La justicia está haciendo su trabajo. Se equivoca el intendente de Alta Gracia al afirmar que el único agente que debe autorizar el proyecto es el Secretario de Ambiente de la provincia. La justicia está para controlar y determinó en diciembre pasado que la Resolución 510 que los funcionarios de Cormecor sostuvieron como “licencia ambiental” no lo era. Es decir que avanzaron con licitaciones sin tener Licencia Ambiental. Hay muchos puntos incumplidos, entre ellos la remediación del exmegabasural de Potrero del Estado. Todos conocemos las formas corruptas de la política, las autorizaciones a los amigos. El bien común, la sustentabilidad ambiental nada le importa al secretario de ambiente. ¿Acaso declaró la emergencia ambiental de la zona sur metropolitana tras el desastre ambiental de Taym? ¿Acaso tomaron alguna medida para mitigar el daño manifiesto en la zona? ¿Qué hizo la Comunidad Regional Santa María ante esta catástrofe ambiental en nuestro departamento? ¿Qué hicieron los legisladores Vagni y Saieg que nos representan? Votaron en contra de los pedidos de la emergencia ambiental y de la conformación de equipos interdisciplinarios que incorporaran a referentes de las organizaciones ciudadanas de la zona para investigar qué pasó en Taym, presentadas en la Legislatura el último mes.

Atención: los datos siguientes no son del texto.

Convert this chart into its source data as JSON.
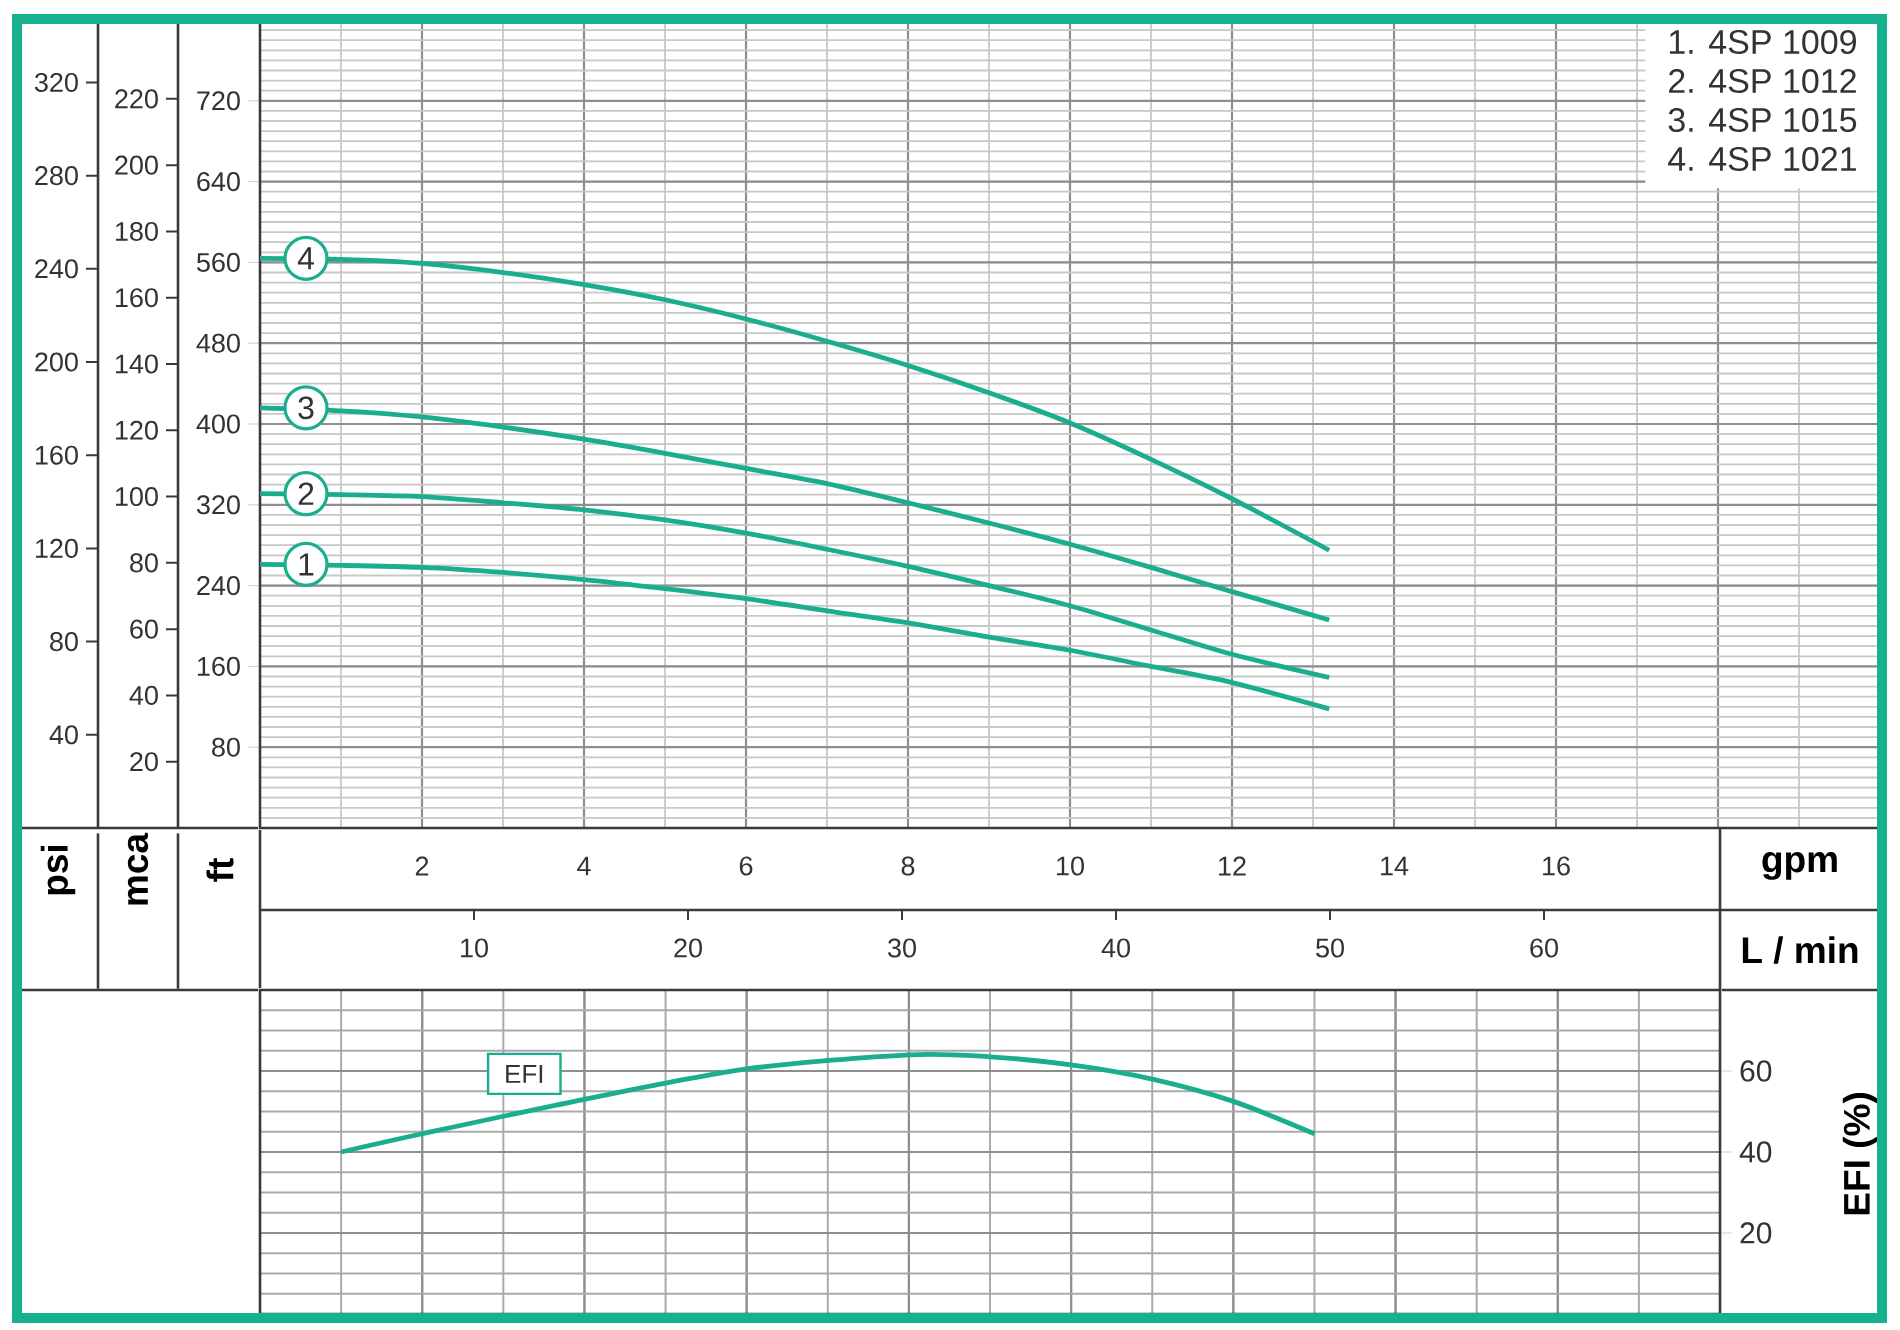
{
  "chart_data": [
    {
      "type": "line",
      "xlabel": "gpm",
      "x2label": "L / min",
      "ylabel": "ft",
      "y2label": "mca",
      "y3label": "psi",
      "xlim": [
        0,
        20
      ],
      "xticks": [
        2,
        4,
        6,
        8,
        10,
        12,
        14,
        16,
        {
          "value": 18,
          "label": null
        }
      ],
      "x2lim": [
        0,
        75.7
      ],
      "x2ticks": [
        10,
        20,
        30,
        40,
        50,
        60
      ],
      "ylim": [
        0,
        800
      ],
      "yticks": [
        80,
        160,
        240,
        320,
        400,
        480,
        560,
        640,
        720
      ],
      "y2lim": [
        0,
        243.8
      ],
      "y2ticks": [
        20,
        40,
        60,
        80,
        100,
        120,
        140,
        160,
        180,
        200,
        220
      ],
      "y3lim": [
        0,
        346.8
      ],
      "y3ticks": [
        40,
        80,
        120,
        160,
        200,
        240,
        280,
        320
      ],
      "grid": true,
      "legend": "left",
      "x": [
        0,
        1,
        2,
        3,
        4,
        5,
        6,
        7,
        8,
        9,
        10,
        11,
        12,
        13.2
      ],
      "series": [
        {
          "name": "1",
          "color": "#1aae8f",
          "values": [
            261,
            260,
            258,
            253,
            246,
            237,
            227,
            215,
            203,
            189,
            176,
            160,
            144,
            118
          ]
        },
        {
          "name": "2",
          "color": "#1aae8f",
          "values": [
            331,
            330,
            328,
            322,
            315,
            305,
            292,
            276,
            259,
            240,
            220,
            196,
            172,
            149
          ]
        },
        {
          "name": "3",
          "color": "#1aae8f",
          "values": [
            416,
            413,
            407,
            397,
            385,
            371,
            356,
            341,
            322,
            302,
            281,
            258,
            234,
            206
          ]
        },
        {
          "name": "4",
          "color": "#1aae8f",
          "values": [
            564,
            563,
            559,
            550,
            538,
            523,
            504,
            482,
            458,
            431,
            401,
            365,
            326,
            275
          ]
        }
      ],
      "annotations": [
        "1. 4SP 1009",
        "2. 4SP 1012",
        "3. 4SP 1015",
        "4. 4SP 1021"
      ]
    },
    {
      "type": "line",
      "ylabel": "EFI (%)",
      "xlim": [
        0,
        18
      ],
      "xticks": [
        2,
        4,
        6,
        8,
        10,
        12,
        14,
        16
      ],
      "tick_labels": "y",
      "ylim": [
        0,
        80
      ],
      "yticks": [
        20,
        40,
        60
      ],
      "grid": true,
      "x": [
        1,
        2,
        4,
        6,
        8,
        9,
        10,
        11,
        12,
        13
      ],
      "series": [
        {
          "name": "EFI",
          "color": "#1aae8f",
          "values": [
            40,
            44.5,
            53,
            60.5,
            64,
            63.5,
            61.5,
            58,
            52.5,
            44.5
          ]
        }
      ]
    }
  ]
}
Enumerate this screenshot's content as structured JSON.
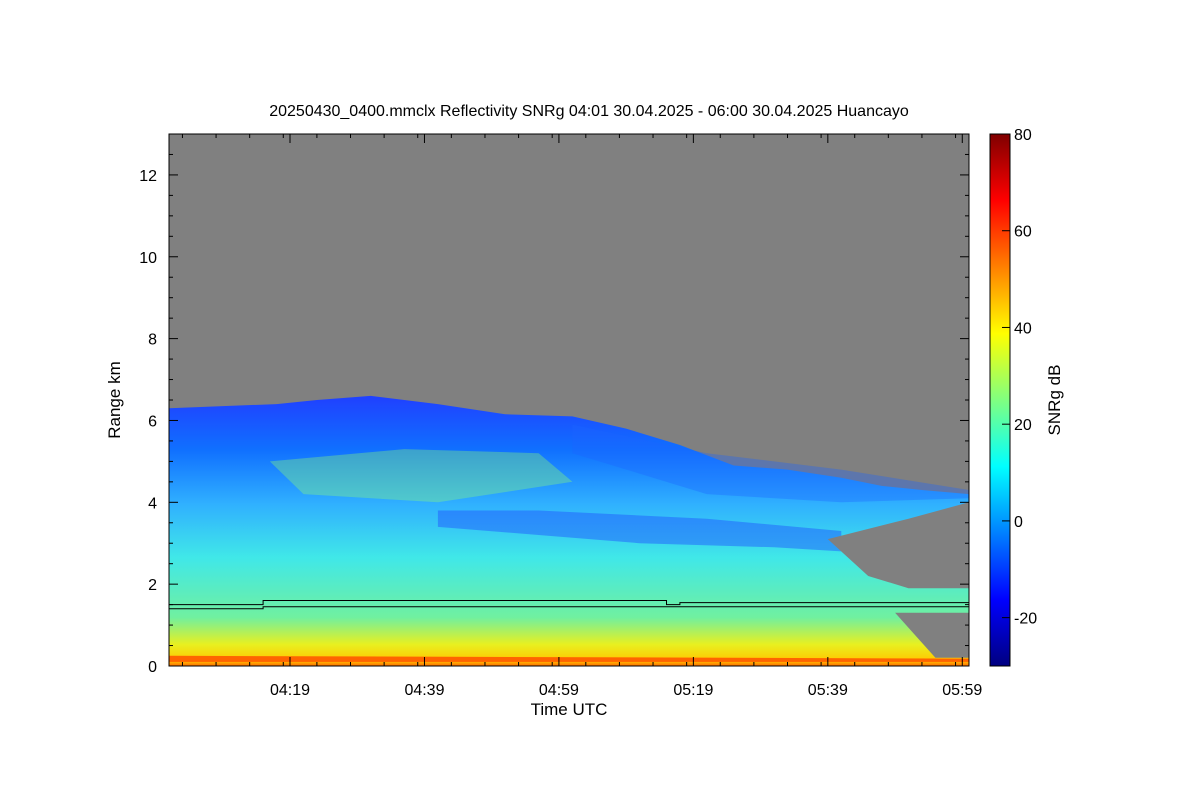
{
  "chart_data": {
    "type": "heatmap",
    "title": "20250430_0400.mmclx Reflectivity SNRg   04:01 30.04.2025 - 06:00 30.04.2025 Huancayo",
    "xlabel": "Time UTC",
    "ylabel": "Range km",
    "x_ticks": [
      {
        "minute": 18,
        "label": "04:19"
      },
      {
        "minute": 38,
        "label": "04:39"
      },
      {
        "minute": 58,
        "label": "04:59"
      },
      {
        "minute": 78,
        "label": "05:19"
      },
      {
        "minute": 98,
        "label": "05:39"
      },
      {
        "minute": 118,
        "label": "05:59"
      }
    ],
    "x_range_minutes_after_0401": [
      0,
      119
    ],
    "y_ticks": [
      0,
      2,
      4,
      6,
      8,
      10,
      12
    ],
    "ylim": [
      0,
      13
    ],
    "colorbar": {
      "label": "SNRg dB",
      "range": [
        -30,
        80
      ],
      "ticks": [
        -20,
        0,
        20,
        40,
        60,
        80
      ],
      "colors": [
        "#000080",
        "#0000ff",
        "#0080ff",
        "#00ffff",
        "#80ff80",
        "#ffff00",
        "#ff8000",
        "#ff0000",
        "#800000"
      ]
    },
    "no_data_color": "#808080",
    "echo_top_km": [
      [
        0,
        6.3
      ],
      [
        8,
        6.35
      ],
      [
        16,
        6.4
      ],
      [
        22,
        6.5
      ],
      [
        30,
        6.6
      ],
      [
        40,
        6.4
      ],
      [
        50,
        6.15
      ],
      [
        60,
        6.1
      ],
      [
        68,
        5.8
      ],
      [
        76,
        5.4
      ],
      [
        84,
        4.9
      ],
      [
        92,
        4.8
      ],
      [
        100,
        4.6
      ],
      [
        106,
        4.4
      ],
      [
        112,
        4.3
      ],
      [
        119,
        4.2
      ]
    ],
    "line_1_km": [
      [
        0,
        1.5
      ],
      [
        14,
        1.5
      ],
      [
        14,
        1.6
      ],
      [
        74,
        1.6
      ],
      [
        74,
        1.5
      ],
      [
        76,
        1.5
      ],
      [
        76,
        1.55
      ],
      [
        119,
        1.55
      ]
    ],
    "line_2_km": [
      [
        0,
        1.4
      ],
      [
        14,
        1.4
      ],
      [
        14,
        1.45
      ],
      [
        119,
        1.45
      ]
    ]
  }
}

Está claro que los derechos ambientales de los ciudadanos no están entre las prioridades de estos funcionarios que dicen representarnos.
Desde Santa Ana exhortamos a todos los ciudadanos, instituciones de la sociedad civil, asambleas, grupos, organismos públicos a involucrarse en la construcción de las soluciones. Porque la basura tiene productores: cada uno de nosotros. Son los Estados los responsables de brindar los medios para las soluciones. Y las mejores soluciones surgirán de un verdadero proceso participativo, no de audiencias públicas realizadas a quilómetros de distancia de los afectados, entre gallos y medianoche y abucheando a las voces disidentes. El “prolijo” proceso que los funcionarios de Cormecor dicen haber cumplido, fue un simulacro lleno de groseras manipulaciones. La fallida experiencia de Cormecor debería servir de aprendizaje para no repetir esos errores y ejercitar, de una vez por todas, una política participativa real y seria para ser ciudades ejemplo del tratamiento sustentable de RSU.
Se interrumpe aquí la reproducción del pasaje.